If I have ,say, 3 radiant loops off a single circulator (no zoning), piped off a common header, I would add head heights like a parallel circuit?

Head total = 1/ loop1 +1/loop2 +1/loop3 ?

I'd need circuit setters to balance them so the long loop would run and add those restrictions ? Or are those ignorable?

Jamie Hall

No. The formula you quote up there is for impedance n parallel for electronics. Water doesn't work that way.

If you are seeking the maximum head in a system of parallel loops, you simply look for the loop with the highest head loss. You do NOT add the heads in the various loops in any way. You DO add the flows to get the total flow.

What is somewhat analogous electronics is that the flows in the various loops will divide so that each loop will have the same loss, just as in electronics each parallel path will have the same voltage drop.

Jamie Hall

Let me add to the above. The formula you posted is, of course, correct for determining the impedance in electrical circuits. The reason it does NOT work for hydraulic circuits is not, perhaps, obvious: in electrical circuits, the impedance is independent of the current flow, although, of course, there is a nice relationship (dear old Ohm) between impedance, current, and voltage — and the relationship is linear (let's not talk about alternating currents here…).

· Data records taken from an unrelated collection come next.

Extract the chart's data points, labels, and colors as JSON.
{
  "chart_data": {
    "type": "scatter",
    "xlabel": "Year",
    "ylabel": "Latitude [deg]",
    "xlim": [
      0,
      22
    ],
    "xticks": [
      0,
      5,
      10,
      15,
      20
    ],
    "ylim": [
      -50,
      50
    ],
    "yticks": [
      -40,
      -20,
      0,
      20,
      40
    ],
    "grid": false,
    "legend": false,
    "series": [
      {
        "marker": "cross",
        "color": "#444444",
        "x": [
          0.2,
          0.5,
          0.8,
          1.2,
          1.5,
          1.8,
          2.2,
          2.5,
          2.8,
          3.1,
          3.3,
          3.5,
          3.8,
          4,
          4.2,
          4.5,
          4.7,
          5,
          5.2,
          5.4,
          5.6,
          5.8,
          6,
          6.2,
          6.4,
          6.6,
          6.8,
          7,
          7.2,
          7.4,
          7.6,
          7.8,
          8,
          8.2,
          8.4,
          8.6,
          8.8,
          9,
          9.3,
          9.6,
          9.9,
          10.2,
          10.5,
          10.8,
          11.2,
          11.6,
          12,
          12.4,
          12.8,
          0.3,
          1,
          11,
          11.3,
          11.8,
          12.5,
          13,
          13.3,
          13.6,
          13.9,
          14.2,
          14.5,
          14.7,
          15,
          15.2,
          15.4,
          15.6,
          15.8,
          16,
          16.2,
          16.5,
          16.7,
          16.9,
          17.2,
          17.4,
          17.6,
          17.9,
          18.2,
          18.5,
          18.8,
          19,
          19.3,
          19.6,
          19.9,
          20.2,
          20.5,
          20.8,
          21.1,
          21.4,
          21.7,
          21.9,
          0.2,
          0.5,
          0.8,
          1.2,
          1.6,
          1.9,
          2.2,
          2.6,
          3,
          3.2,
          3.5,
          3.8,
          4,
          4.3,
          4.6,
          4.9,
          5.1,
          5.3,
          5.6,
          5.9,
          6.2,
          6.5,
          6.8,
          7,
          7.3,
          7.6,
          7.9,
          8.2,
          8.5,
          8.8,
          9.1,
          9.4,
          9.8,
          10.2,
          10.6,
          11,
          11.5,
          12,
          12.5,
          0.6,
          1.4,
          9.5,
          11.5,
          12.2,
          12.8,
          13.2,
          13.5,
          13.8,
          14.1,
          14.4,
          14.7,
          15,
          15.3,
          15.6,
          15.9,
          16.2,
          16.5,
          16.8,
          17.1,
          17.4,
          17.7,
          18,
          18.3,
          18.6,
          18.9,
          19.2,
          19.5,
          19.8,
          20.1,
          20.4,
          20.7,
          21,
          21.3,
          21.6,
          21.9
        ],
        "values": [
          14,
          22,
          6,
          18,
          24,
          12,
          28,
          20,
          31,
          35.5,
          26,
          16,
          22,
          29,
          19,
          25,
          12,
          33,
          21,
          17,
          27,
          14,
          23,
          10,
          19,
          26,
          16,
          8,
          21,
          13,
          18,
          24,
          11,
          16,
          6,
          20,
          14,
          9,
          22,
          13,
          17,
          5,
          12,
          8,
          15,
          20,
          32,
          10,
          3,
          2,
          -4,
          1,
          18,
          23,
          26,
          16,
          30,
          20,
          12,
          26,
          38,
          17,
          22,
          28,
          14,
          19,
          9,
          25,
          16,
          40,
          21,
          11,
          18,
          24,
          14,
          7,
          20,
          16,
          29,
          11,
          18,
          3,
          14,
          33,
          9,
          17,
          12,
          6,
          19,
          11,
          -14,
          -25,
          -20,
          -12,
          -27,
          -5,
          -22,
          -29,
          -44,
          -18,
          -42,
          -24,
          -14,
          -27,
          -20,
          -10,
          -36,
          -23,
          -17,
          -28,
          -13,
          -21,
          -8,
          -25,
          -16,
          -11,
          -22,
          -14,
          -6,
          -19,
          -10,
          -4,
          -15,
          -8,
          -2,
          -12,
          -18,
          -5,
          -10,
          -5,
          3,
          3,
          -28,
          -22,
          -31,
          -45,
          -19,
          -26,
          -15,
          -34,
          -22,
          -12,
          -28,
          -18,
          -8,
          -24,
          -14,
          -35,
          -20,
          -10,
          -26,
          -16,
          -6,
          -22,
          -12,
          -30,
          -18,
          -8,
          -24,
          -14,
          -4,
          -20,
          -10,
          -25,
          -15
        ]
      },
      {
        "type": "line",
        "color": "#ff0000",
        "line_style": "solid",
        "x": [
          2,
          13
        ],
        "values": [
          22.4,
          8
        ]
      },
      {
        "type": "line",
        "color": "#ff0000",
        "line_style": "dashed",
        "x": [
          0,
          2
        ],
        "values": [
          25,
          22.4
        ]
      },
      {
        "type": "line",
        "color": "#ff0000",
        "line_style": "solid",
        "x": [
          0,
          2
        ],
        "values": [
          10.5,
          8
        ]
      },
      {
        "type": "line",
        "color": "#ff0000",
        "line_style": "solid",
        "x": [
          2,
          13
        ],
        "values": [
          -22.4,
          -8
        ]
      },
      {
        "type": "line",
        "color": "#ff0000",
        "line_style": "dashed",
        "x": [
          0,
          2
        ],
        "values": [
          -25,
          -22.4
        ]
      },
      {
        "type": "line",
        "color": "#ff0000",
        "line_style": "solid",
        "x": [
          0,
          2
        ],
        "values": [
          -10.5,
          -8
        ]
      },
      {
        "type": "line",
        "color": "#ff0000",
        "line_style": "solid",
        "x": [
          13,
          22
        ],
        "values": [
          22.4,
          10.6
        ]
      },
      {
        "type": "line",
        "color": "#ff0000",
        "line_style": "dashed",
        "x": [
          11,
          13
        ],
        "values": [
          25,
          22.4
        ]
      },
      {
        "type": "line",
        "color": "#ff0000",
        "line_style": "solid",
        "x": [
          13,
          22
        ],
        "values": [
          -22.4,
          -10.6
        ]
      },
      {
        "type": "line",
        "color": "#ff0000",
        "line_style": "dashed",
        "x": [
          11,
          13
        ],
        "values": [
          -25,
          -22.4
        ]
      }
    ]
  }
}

In hydraulics this is not the case. The resistance to flow in an hydraulic circuit is not constant, but is related to flow velocity. In turbulent flow, the head loss is more or less proportional to the square of the velocity (and hence the square of the flow) (the best fit empirical exponent is 1.83, not 2). Contrast this with electrical circuits, where the voltage drop (analogous to head loss) is linearly proportional to the current (analogous to flow).

EBEBRATT-Ed

What @Jamie Hall said